Emerging Markets: Can India Replace China?

India is a rapidly growing economy, which is approaching a turning point very quickly. In fact, we predict that by 2030 it will become the third largest economy in the world, but above all that this path will accelerate in the decades to come, while the importance of the West is shrinking and China is plateauing. Supporting the growth of what is considered the world’s largest democracy has been the development of a workforce which presents the skills needed to meet the needs of an increasingly digitalized world. This is what emerges from the new contribution of Legal & General Investment Management (LGIM) about India and on the reasons that make it an atypical emerging market.

India, big economy

However, these are aspects “that have now become part of a rather widespread and well-known narrative among market players, while we believe that there are also other structural factors that make India a special case among emerging markets and that can make a difference to an investor’s allocation.”

But relatively closed

The progress of India “it seems to go against the image of a relatively closed economy, focused mainly on satisfying the needs of its population. Yet, the percentage of GDP composed of exports and imports is less than 50%, while in countries like the Philippines and Mexico it reaches 75% and 80% respectively”.

At this commercial closure “there is also a certain financial closurewith foreign currencies often absent from local markets.
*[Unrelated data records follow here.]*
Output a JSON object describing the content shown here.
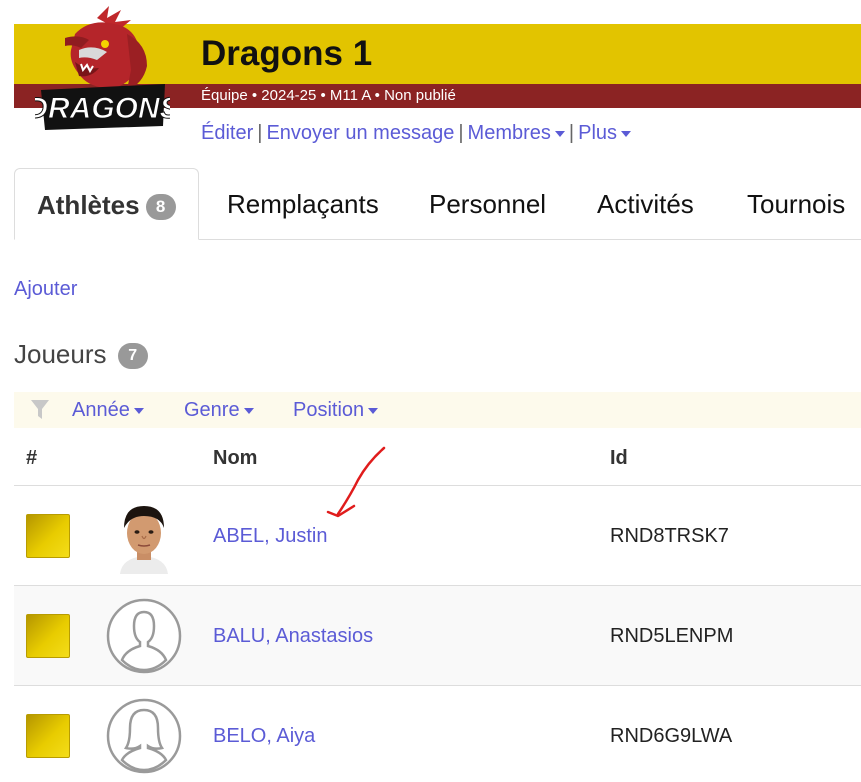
{
  "header": {
    "team_name": "Dragons 1",
    "meta": "Équipe • 2024-25 • M11 A • Non publié",
    "logo_text": "DRAGONS",
    "colors": {
      "primary": "#e2c400",
      "secondary": "#8b2323",
      "link": "#5b5bd6"
    }
  },
  "actions": {
    "edit": "Éditer",
    "send_message": "Envoyer un message",
    "members": "Membres",
    "more": "Plus",
    "separator": "|"
  },
  "tabs": [
    {
      "label": "Athlètes",
      "badge": "8",
      "active": true
    },
    {
      "label": "Remplaçants"
    },
    {
      "label": "Personnel"
    },
    {
      "label": "Activités"
    },
    {
      "label": "Tournois"
    }
  ],
  "add_label": "Ajouter",
  "section": {
    "title": "Joueurs",
    "count": "7"
  },
  "filters": {
    "icon": "filter-icon",
    "items": [
      "Année",
      "Genre",
      "Position"
    ]
  },
  "table": {
    "headers": {
      "number": "#",
      "name": "Nom",
      "id": "Id"
    },
    "rows": [
      {
        "name": "ABEL, Justin",
        "id": "RND8TRSK7",
        "avatar": "photo"
      },
      {
        "name": "BALU, Anastasios",
        "id": "RND5LENPM",
        "avatar": "male-placeholder-icon"
      },
      {
        "name": "BELO, Aiya",
        "id": "RND6G9LWA",
        "avatar": "female-placeholder-icon"
      }
    ]
  }
}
To give some more numbers, international assets and liabilities within portfolios are less than 5%; in China they are 30%. Furthermore, until Indian government bonds were included in JP Morgan’s emerging markets index, they represented just 2% of the major bond indices, while China, Indonesia and Mexico were respectively at11%, 23% and 41%”.

This “historical self-sufficiency” has meant that Indian asset classes have historically been poorly correlated with the global economy, fostering diversification.

An atypical economic structure

One of the main features of the Indian economy is the high share of services in its exports, a fact that has earned it the nickname “the back office of the world”. To give you an idea, services represent 10% of China’s exports; for India they are 45%. Furthermore, unlike the average emerging market, New Delhi is not a major exporter of commodities (3% of GDP versus 15%-20% for Russia and Chile), which makes it poorly correlated not only with the global economy, as seen in the previous paragraph, but also with other EMs.

A relatively stable currency

The “FX” item has always been a very important discriminant for those who invest in local currency and, similarly to other emerging economies, India has also maintained a deficit on a moderate capital account since 2013. However, its attractiveness for foreign direct investment (FDI) has meant that this deficit has been largely financed by the latter, leading to a positive balance of payments.

It should not be forgotten that this nation is the world’s fourth largest holder of foreign exchange, which allows the Reserve Bank of India to limit the volatility of the rupee.

The only real alternative to China

As of today, India is the only economy that can truly challenge China as the driver of global growth, and there are several factors that support this scenario. The first is population: by 2031, India could account for a fifth of the growth in the working-age population. As it moves closer to the East Asian growth model of export-led infrastructure investment, this virtuous circle could allow India to displace China as the engine of global growth.

The second concerns the manufacturing sector in strong growth, whose output is expected to triple over the period 2022-2032, supporting the export of services mentioned above.

In the end, thanks to India Stack – the country’s API solution for identity, data and payments – India can see a steady growth in consumer and business credit creation. This could ultimately translate into an increase in GDP per capita.

According to LGIM, “this substantial macroeconomic strength represents” a strong driver for Indian government bonds (IGB). Furthermore, in addition to being one of the few emerging markets with an investment-grade rating on public debt, as previously mentioned, these securities have been included in one of the major indices on emerging markets, namely the GBI-EM Global Diversified Index by JP Morgan, which from the end of June began to include them with an initial weight of 1%, to then reach 10% in March 2025; on par with China. Furthermore, starting next January, Bloomberg will also add IGB to its index on emerging markets, giving a further boost to the flow of capital towards this country”.